To avoid empty plots, we use a larger sample and skip stopword filtering.

# Larger sample for trigrams
sample_text_trigrams <- c(blogs[1:40000], news[1:40000], twitter[1:40000])
sample_text_trigrams <- tolower(sample_text_trigrams)
sample_text_trigrams <- gsub("[^a-z\\s]", "", sample_text_trigrams)
sample_text_trigrams <- gsub("\\s+", " ", sample_text_trigrams)
sample_text_trigrams <- trimws(sample_text_trigrams)
sample_text_trigrams <- sample_text_trigrams[sample_text_trigrams != ""]

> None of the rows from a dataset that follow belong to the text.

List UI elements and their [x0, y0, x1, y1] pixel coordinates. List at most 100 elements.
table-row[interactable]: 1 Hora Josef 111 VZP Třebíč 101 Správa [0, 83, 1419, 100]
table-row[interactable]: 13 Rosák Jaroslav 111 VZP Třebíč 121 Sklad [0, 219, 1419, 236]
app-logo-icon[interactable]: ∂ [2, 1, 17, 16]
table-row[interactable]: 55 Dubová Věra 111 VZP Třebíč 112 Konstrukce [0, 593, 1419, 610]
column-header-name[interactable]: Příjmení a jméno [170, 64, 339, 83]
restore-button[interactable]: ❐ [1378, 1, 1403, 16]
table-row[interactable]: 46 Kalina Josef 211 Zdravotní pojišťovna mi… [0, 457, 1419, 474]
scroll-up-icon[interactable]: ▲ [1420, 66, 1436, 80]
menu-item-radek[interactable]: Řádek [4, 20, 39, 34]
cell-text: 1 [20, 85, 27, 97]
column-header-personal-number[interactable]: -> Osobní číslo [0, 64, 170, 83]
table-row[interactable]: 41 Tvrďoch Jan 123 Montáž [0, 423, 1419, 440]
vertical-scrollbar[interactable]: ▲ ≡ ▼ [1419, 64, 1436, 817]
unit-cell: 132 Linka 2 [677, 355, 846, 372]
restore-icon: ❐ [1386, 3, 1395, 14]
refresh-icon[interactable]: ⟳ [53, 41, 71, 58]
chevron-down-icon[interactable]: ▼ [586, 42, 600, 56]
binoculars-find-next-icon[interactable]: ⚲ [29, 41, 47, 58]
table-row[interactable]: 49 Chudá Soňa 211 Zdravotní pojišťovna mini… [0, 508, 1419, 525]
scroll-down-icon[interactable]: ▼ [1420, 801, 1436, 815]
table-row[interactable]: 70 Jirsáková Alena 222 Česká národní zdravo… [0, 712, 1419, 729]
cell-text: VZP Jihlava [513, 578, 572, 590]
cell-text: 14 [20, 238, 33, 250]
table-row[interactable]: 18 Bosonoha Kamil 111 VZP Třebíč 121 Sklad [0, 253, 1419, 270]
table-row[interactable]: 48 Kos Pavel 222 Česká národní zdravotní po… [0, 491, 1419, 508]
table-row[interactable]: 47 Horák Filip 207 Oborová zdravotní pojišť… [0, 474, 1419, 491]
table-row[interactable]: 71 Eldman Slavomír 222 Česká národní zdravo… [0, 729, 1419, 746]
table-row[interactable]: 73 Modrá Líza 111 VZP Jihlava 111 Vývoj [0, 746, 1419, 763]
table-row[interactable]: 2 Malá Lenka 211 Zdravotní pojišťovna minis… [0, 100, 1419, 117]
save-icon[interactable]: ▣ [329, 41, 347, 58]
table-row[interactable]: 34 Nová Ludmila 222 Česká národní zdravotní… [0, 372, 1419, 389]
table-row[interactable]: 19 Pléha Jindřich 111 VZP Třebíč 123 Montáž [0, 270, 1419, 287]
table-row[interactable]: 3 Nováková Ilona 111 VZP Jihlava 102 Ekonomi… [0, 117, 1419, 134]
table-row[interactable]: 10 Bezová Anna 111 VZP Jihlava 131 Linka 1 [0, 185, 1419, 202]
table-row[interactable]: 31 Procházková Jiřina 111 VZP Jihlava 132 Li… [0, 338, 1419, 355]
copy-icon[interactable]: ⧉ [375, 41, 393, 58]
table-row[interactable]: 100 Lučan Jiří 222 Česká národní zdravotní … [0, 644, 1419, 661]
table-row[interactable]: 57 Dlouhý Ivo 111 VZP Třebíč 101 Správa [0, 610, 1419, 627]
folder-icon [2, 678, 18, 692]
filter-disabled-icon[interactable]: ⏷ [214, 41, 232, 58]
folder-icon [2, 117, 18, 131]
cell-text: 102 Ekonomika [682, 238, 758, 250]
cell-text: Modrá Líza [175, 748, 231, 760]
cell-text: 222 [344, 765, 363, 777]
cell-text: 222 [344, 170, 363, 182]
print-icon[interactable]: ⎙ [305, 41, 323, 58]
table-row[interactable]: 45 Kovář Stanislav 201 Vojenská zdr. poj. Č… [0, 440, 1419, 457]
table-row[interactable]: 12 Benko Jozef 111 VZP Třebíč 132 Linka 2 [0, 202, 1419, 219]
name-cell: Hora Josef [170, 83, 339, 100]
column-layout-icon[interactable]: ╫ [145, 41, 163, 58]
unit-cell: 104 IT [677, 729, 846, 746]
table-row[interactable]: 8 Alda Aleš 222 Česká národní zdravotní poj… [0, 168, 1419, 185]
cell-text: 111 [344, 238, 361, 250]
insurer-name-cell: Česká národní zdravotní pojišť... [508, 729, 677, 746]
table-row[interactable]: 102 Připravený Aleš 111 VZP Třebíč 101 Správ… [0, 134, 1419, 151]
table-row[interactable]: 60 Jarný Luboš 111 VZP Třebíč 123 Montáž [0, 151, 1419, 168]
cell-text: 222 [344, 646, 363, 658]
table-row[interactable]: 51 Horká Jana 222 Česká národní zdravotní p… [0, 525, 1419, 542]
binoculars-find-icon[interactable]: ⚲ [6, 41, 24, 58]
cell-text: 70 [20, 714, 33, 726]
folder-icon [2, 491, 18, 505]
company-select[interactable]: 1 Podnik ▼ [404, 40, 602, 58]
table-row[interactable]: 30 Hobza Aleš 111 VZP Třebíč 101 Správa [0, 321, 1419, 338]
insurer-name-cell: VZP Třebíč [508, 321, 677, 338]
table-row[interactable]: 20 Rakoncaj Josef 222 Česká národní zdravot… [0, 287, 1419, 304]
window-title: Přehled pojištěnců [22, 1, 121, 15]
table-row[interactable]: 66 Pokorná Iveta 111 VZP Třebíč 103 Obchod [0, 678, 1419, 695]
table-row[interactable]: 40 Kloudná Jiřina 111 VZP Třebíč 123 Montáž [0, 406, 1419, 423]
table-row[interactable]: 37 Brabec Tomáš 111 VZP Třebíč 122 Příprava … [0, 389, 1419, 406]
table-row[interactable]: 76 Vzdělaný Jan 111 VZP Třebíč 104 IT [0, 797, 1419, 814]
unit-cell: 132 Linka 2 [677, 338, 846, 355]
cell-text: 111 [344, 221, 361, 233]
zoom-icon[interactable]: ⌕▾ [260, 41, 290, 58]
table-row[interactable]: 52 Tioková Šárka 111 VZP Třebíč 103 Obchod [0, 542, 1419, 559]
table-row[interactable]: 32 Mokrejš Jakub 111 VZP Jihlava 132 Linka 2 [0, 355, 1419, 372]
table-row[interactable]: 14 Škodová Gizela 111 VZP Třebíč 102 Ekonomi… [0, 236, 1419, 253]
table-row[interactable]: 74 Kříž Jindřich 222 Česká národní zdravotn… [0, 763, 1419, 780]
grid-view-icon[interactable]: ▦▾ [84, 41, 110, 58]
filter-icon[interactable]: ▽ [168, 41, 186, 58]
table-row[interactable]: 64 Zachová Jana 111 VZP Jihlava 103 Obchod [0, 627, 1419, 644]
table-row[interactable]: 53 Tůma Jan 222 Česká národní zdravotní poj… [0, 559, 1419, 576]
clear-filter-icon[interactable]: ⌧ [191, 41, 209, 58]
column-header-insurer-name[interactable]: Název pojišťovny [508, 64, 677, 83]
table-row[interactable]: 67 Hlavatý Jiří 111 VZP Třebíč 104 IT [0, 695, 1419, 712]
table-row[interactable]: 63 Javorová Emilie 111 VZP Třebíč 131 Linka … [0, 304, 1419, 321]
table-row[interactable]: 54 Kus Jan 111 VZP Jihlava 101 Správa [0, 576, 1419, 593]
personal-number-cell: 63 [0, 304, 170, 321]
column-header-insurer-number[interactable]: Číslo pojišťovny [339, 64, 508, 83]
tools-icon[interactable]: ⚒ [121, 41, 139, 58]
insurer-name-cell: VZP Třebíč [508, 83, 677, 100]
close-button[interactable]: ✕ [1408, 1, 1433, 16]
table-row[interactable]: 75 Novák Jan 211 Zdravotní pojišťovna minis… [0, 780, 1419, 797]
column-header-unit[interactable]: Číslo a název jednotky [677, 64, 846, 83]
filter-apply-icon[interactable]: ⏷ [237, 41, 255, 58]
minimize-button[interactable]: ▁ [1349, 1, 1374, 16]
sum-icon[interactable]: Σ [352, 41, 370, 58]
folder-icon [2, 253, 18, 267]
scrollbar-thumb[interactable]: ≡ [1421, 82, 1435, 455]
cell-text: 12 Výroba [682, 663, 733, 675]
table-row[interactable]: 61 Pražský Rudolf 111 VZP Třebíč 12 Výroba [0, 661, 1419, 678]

# Create and count trigrams (no stopword filtering)
trigrams <- tibble(text = sample_text_trigrams) %>%
  unnest_tokens(trigram, text, token = "ngrams", n = 3) %>%
  filter(!is.na(trigram)) %>%
  count(trigram, sort = TRUE) %>%
  filter(nchar(trigram) < 40)

# Plot
trigrams %>%
  slice_max(n, n = 20) %>%
  ggplot(aes(x = reorder(trigram, n), y = n)) +
  geom_col(fill = "purple") +
  coord_flip() +
  labs(title = "Top 20 Trigrams (Basic Clean)", x = "Trigram", y = "Frequency") +
  theme_minimal()


7. Plan for Prediction Algorithm and Shiny App

For the final deliverable, I plan to: - Build an n-gram model using bigrams, trigrams, and quadgrams - Use a backoff strategy: try longer n-grams first, back off to shorter ones - Apply smoothing (Laplace or similar) to handle unseen phrases - Minimize memory use by filtering low-frequency n-grams - Create a Shiny app that takes text input and predicts the next word

The Shiny app will be deployed on shinyapps.io and designed to run efficiently on limited resources.


8. Conclusion

The next step is to build the predictive model and integrate it into a user-friendly Shiny app.